Behavior-Driven Encrypted Malware Detection with Robust Traffic Representation

Nowadays, network traffic encryption techniques are widely adopted to protect data confidentiality and prevent privacy leakage during data transmission. However, malware often leverages traffic encryption techniques to conceal their malicious activities or camouflage their traffic as benign traffic. To cope with this problem, most existing encrypted malware traffic detection methods employ machine learning or deep learning models to learn distinct features between malware and benign traffic. Nevertheless, existing methods still encounter one challenge, i.e., robustness to an imbalanced dataset. In this paper, we propose BDMF, a behavior-driven malware fingerprinting method based on deep learning, to achieve encrypted malware traffic detection. We first design a novel traffic representation named Traffic Behavior Matrix (TBM), which can abstract traffic behavior patterns initiated by malware compared with benign traffic. Subsequently, we design an effective classifier based on Convolutional Neural Networks (CNNs), which extract distinctive, robust features to achieve effective malware traffic detection. The robust behavior-driven traffic representation enables the CNN-based model to achieve robustness to an imbalanced dataset.

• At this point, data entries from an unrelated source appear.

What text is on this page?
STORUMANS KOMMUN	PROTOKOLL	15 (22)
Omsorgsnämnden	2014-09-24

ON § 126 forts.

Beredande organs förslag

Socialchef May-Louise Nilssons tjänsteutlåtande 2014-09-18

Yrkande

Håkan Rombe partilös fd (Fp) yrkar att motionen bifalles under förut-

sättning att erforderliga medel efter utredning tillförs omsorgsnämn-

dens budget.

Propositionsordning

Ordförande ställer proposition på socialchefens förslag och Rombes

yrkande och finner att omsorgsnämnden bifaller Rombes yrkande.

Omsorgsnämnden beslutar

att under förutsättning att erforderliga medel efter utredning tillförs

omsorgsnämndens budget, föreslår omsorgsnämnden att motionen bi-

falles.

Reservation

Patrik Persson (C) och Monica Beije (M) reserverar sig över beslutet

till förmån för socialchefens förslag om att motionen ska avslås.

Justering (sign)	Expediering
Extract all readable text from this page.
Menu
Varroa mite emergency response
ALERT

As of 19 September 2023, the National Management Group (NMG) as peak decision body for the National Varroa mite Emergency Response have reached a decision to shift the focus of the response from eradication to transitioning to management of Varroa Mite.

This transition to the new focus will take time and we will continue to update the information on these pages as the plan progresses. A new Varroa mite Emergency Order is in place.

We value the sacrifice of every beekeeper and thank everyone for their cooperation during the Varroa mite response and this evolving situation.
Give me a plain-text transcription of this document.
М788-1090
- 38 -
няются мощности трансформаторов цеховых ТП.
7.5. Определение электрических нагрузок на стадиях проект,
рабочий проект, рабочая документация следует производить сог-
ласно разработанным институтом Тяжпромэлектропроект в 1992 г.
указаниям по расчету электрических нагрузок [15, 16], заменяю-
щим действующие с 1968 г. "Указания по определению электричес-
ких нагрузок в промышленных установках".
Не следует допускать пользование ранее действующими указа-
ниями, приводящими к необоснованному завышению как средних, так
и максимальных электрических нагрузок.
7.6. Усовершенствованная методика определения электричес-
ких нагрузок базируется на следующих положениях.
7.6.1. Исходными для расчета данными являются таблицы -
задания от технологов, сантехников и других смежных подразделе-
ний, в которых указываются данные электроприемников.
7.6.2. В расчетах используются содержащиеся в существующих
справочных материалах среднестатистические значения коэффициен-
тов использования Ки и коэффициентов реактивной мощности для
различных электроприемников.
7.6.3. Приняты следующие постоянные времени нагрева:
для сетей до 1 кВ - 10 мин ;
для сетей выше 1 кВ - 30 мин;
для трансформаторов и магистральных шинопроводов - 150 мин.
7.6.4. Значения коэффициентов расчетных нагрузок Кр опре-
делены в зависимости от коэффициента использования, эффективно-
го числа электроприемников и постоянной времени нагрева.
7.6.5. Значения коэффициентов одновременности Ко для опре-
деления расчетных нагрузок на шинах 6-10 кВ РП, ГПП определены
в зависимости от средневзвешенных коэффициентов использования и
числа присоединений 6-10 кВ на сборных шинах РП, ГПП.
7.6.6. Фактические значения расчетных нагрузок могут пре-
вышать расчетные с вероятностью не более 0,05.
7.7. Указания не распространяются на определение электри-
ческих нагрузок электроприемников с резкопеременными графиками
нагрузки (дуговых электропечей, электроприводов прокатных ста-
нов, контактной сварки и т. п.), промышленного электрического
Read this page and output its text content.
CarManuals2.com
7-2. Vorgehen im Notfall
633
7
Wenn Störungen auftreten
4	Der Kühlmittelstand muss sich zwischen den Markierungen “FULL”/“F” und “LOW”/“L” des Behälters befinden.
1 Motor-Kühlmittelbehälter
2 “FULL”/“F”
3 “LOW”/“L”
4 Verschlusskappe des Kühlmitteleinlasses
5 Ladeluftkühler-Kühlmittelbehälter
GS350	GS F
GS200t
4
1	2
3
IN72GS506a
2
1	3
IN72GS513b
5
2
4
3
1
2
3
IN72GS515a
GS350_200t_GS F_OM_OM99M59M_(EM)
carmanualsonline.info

We conduct extensive experiments with a real-world dataset to evaluate the detection performance of BDMF. The experimental results demonstrate BDMF outperforms all baseline methods in different evaluation metrics. Specifically, when the proportion of benign and malware traffic samples reaches 25:1, BDMF achieves an F1 score of 88.28%, which is 19.01% higher than the SOTA method. Moreover, BDMF maintains at least 0.89 precision and 0.85 recall with a relatively low time overhead.